What, then, should policymakers do? A set of pragmatic steps emerges from examining court files, departmental studies and international practice. First, invest in forensic capacity at the local and regional level — most crimes touch local jurisdictions before they rise to national attention, and those agencies are currently overwhelmed by data volumes. Second, modernize mutual-legal assistance treaties and cross-border agreements so that cloud-hosted data can be requested and received rapidly with appropriate safeguards. Third, set clear legal boundaries for any exceptional-access mechanism, including independent oversight, narrow scope, and robust security requirements — accepting that even with constraints a universal backdoor is risky. Finally, promote technical research into targeted, auditable law-enforcement tools that do not depend on a universal master key (for example, time-limited warrants, client-side cooperation models, or tightly constrained key-escrow proposals that are subject to external audit). Reports from the GAO and internal DOJ reviews underscore the need for both technical innovation and procedural reform.
The stakes are high because the underlying trend — the migration of human activity and criminal enterprise onto digital platforms — is likely to continue. Digital traces make many crimes easier to solve in principle, but encryption and the tactical sophistication of organized networks make some investigations both costlier and riskier.
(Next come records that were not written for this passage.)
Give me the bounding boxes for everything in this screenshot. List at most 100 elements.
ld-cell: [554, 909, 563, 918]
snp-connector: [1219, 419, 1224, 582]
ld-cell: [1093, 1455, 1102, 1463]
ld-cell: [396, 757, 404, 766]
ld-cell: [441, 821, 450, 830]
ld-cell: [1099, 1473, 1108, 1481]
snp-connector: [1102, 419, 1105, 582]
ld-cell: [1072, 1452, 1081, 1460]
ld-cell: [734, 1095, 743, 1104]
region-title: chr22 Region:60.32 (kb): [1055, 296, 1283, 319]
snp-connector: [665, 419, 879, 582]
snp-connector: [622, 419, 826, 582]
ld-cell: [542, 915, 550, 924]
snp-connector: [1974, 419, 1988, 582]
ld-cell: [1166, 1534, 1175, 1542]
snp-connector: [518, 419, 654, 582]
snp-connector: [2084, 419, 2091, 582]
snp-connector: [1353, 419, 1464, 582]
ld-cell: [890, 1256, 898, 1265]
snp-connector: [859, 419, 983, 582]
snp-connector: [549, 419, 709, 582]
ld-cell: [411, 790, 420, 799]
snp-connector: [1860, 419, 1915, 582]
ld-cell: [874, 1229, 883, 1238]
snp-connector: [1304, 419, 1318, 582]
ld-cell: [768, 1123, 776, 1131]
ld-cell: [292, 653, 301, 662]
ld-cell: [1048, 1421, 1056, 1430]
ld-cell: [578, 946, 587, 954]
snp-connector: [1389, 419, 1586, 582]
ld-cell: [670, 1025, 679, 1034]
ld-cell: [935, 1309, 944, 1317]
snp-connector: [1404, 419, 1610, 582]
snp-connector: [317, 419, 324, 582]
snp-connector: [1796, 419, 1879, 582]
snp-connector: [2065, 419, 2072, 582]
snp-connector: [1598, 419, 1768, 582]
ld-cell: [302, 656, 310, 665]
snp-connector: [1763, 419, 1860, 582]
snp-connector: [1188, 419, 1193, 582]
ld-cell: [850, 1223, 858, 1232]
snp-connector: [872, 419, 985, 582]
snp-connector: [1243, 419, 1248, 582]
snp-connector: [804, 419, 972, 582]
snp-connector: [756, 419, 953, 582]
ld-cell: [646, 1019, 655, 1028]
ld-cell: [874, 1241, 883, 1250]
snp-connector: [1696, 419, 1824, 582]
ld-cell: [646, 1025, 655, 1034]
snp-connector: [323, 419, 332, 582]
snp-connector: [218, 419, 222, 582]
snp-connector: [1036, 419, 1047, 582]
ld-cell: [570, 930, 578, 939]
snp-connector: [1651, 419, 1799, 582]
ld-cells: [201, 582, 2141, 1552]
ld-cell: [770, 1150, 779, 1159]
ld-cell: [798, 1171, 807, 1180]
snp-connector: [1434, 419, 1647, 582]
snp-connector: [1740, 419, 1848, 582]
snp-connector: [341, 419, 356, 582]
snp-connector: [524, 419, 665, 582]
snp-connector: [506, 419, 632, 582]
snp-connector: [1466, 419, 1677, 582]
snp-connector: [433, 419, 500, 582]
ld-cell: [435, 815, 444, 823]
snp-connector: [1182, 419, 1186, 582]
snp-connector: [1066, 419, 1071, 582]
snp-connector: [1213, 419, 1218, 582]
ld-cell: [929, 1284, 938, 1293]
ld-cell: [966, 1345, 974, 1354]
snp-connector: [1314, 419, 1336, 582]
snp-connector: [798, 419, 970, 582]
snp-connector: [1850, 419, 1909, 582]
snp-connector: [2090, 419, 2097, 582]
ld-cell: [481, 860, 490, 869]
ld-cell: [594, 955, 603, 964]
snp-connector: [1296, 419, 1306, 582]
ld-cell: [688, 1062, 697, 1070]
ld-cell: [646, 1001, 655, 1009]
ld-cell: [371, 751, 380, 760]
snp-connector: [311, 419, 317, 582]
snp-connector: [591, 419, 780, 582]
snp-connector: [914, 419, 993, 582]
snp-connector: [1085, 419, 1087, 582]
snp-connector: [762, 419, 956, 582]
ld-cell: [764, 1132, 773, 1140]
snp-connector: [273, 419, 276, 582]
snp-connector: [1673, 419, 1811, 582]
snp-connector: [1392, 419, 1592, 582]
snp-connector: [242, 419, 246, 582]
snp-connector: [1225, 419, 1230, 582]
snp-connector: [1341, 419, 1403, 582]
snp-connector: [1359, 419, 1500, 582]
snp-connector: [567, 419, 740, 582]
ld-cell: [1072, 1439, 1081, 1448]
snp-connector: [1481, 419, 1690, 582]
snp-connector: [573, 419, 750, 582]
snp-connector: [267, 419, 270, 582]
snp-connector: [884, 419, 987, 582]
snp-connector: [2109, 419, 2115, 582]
Any policy that seeks to tilt the balance toward safety must reckon honestly with the costs to privacy and security. Conversely, defenders of open encryption must confront the lived reality of victims and prosecutors when evidence is locked away. The policy conversation should therefore be evidence-driven, internationally coordinated and explicit about both the technical limits and the normative tradeoffs.
There is no binary solution. Law enforcement will continue to need new tools and more resources; technology firms and privacy advocates will continue to press for robust encryption; and democratic institutions will be asked to mediate where the two collide. The safest practical path is one that acknowledges the reality of the user-level protections that strong encryption provides, while investing in the legal, operational and cooperative machinery that makes lawful access possible in the narrowest, most auditable ways. That balance is messy, but it is the only roadmap that aligns with the twin public goods at stake: security from crime, and security from coercion.